第1〜10巻と 第23巻は 黒い函に入っている。

 テキストは イタリア語と英語とアルメニア語の3ヵ国語表記である。第17巻まではイタリア語が大きく 英語が小さく、同一ページに並べられていたが、第18巻からは逆転して、学術的な書物は英語が世界語になってしまったのに合わせて、英語の方が大きくなった。アルメニア語は、常に巻末に 単独で置かれている。執筆者は多岐にわたり、長年月だったので、総勢で30人に及ぶ(英語はもちろん、アルメニア語かイタリア語のどちらかは 翻訳である)。
 ヴィジュアルな建築調査報告書としては、理想的な出版物だと思う。アルメニア建築に深い興味を抱いた人は、このシリーズの本を1冊でも多く買い揃えることを お勧めする。    (2014 /01/ 01)



Documents of Armenian Architecture, No.1
ハグパト

ハグパト

第3版 1974年 (初版は 1968年)、27×27cm、63ページ(図面 11ページ分)
アルメニア北部のハグパト修道院について、ステファン・ムナツァカニアンとアドリアーノ・アルパゴ・ノヴェッロによる概要と、写真、実測図。


  Documents of Armenian Architecture, No.2
ハチカル

ハチュカル

第3版 1977年(初版は 1969年)、27×27cm、75ページ
アルメニア独自の十字架石(ハチュカル)について、レヴォン・アザリアンとアルメン・マヌキアンが、各地の実例写真に基づきながら解説する。図面なし。

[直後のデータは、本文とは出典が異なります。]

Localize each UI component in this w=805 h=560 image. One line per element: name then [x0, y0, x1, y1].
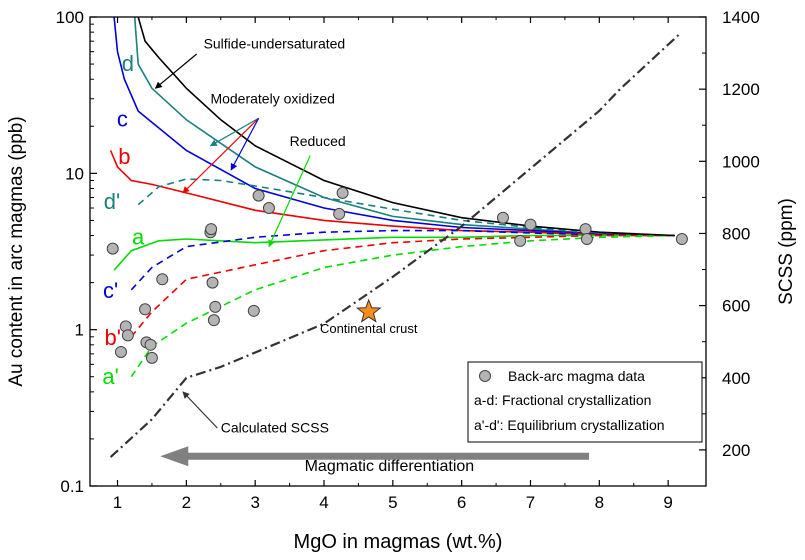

Documents of Armenian Architecture, No.3
サナヒン

サナヒン

第2版 1980年(初版は 1970年)、27×27cm、71ページ(図面 10ページ分)
アルメニア北部のサナヒン修道院について、O.Kh.ガルパフチアンとアドリアーノ・アルパゴ・ノヴェッロによる概要と、写真、実測図。

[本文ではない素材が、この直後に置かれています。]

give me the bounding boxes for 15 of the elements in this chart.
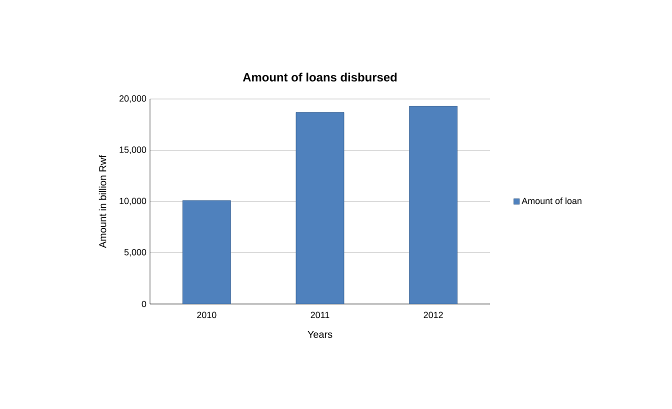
y-axis-title: Amount in billion Rwf [98, 155, 106, 248]
bar [296, 112, 344, 304]
bar [182, 200, 231, 304]
y-tick-label: 20,000 [120, 95, 146, 103]
y-tick-label: 15,000 [120, 146, 146, 154]
chart-title: Amount of loans disbursed [242, 72, 397, 82]
y-tick-label: 10,000 [120, 198, 146, 206]
x-tick-label: 2010 [197, 312, 216, 318]
x-tick-label: 2011 [310, 312, 330, 318]
x-axis-title: Years [308, 330, 332, 338]
x-tick-label: 2012 [424, 312, 443, 318]
legend-label: Amount of loan [522, 198, 582, 204]
y-tick-label: 0 [142, 300, 146, 308]
y-tick-label: 5,000 [124, 249, 146, 256]
bar [409, 106, 458, 304]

Documents of Armenian Architecture, No.4
聖タデウス・ヴンク

聖タデウス

第2版 1974年 (初版は 1971年)、27×27cm、71ページ(図面 9ページ分)
イラン北西部(アゼルヴァイジャン地方)の聖タデウス修道院の遺跡について、ヴォルフラム・クライスとフシャン・セイフンによる概要と、写真、実測図。


Documents of Armenian Architecture, No.5
アンベルド

アンベルド

第2版 1978年(初版は 1972年)、27×27cm、55ページ(図面 7ページ分)
アルメニア西部のアンベルド城塞と、カテドラルについて、ニコライ・M・トカルスキーとアドリアーノ・アルパゴ・ノヴェッロによる概要と、写真、実測図。


Documents of Armenian Architecture, No.6
ゲガルド

ゲガルド

第2版 1978年(初版は 1972年)、27×27cm、73ページ(図面 21ページ分)
アルメニア中部のゲガルド修道院について、アレクサンドル・サヒニアンとアルメン・マヌキアンによる概要と、写真、実測図。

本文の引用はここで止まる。